Since Ancient Greece that there have been attempts to use conic sections to make geometrical constructions. Actually, it seems that the aim of Apollonius of Perga, while writing his treatise on conics, was to develop the properties of these curves necessary for their application to the solution of geometrical problems.
What is known about which problems can be solved using conics? Of course, this assumes that the expression “using conics” becames defined as precisely as “using compass and straightedge”. Has that study ever been made? I would like to have references about this. In fact, I am not so much interested in what can be done using conics.

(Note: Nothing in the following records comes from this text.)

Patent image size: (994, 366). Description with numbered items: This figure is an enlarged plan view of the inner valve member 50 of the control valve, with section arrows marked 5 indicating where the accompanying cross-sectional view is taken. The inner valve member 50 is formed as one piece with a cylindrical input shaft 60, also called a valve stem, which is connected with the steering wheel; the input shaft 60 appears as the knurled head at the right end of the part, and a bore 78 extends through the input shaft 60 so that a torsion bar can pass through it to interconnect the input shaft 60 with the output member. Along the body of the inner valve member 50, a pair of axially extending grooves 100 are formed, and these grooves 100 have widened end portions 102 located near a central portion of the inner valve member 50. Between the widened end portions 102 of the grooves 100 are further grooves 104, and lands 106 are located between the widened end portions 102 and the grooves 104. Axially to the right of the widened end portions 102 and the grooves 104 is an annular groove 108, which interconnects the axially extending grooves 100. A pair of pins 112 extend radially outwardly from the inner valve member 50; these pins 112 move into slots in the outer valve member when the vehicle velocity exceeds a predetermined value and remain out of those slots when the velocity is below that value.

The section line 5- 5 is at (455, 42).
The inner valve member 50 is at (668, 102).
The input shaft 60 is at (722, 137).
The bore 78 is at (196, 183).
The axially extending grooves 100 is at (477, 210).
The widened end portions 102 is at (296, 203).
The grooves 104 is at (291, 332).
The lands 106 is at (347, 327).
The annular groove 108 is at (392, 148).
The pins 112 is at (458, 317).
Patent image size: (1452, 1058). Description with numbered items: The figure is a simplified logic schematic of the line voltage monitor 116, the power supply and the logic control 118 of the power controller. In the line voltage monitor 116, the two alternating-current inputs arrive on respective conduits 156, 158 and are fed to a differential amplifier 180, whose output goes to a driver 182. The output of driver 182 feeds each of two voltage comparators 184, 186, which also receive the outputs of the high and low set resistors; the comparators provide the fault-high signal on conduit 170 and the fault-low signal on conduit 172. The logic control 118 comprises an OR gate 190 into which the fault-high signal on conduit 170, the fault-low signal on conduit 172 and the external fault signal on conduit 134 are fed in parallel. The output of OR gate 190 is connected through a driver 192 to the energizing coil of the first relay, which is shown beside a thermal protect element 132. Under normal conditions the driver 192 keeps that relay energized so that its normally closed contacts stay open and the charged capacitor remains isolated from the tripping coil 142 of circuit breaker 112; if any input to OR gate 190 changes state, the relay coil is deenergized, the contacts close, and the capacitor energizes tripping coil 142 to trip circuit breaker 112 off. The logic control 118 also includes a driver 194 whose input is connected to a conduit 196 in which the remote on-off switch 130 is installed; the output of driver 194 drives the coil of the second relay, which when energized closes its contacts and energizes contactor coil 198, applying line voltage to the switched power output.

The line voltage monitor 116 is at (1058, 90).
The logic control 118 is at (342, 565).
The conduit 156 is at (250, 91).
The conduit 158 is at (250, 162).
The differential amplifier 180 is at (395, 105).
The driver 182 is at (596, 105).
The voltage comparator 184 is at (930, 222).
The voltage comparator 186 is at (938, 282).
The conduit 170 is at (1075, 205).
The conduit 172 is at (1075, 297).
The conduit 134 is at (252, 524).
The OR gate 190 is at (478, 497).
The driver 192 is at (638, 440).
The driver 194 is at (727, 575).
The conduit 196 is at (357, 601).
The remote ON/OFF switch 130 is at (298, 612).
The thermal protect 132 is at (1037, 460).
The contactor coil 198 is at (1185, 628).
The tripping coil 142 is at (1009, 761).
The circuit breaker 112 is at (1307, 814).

What I would like to know is what can't be done, in a way similar to the proof by Pierre Wantzel of the fact that the problems of doubling the cube and of trisecting an angle cannot be solved using compass and straightedge only.
You might find Gibbins And Smolinsky's Geometric Constructions With Ellipses helpful.
In the final section it states that a regular polygon with $n$ sides is constructible with conics if and only if $\phi(n) = 2^s3^t$. (Here $\phi$ is the totient function, and the statement nicely parallels the requirement $\phi(n) = 2^s$ for ruler and compass constructions.
The proof is given in Videla's On Points Constructible from Conics (full reference in the G+S paper).
So, to your question in the comments, a 13-gon is constructible with conics because $\phi(13)=12$.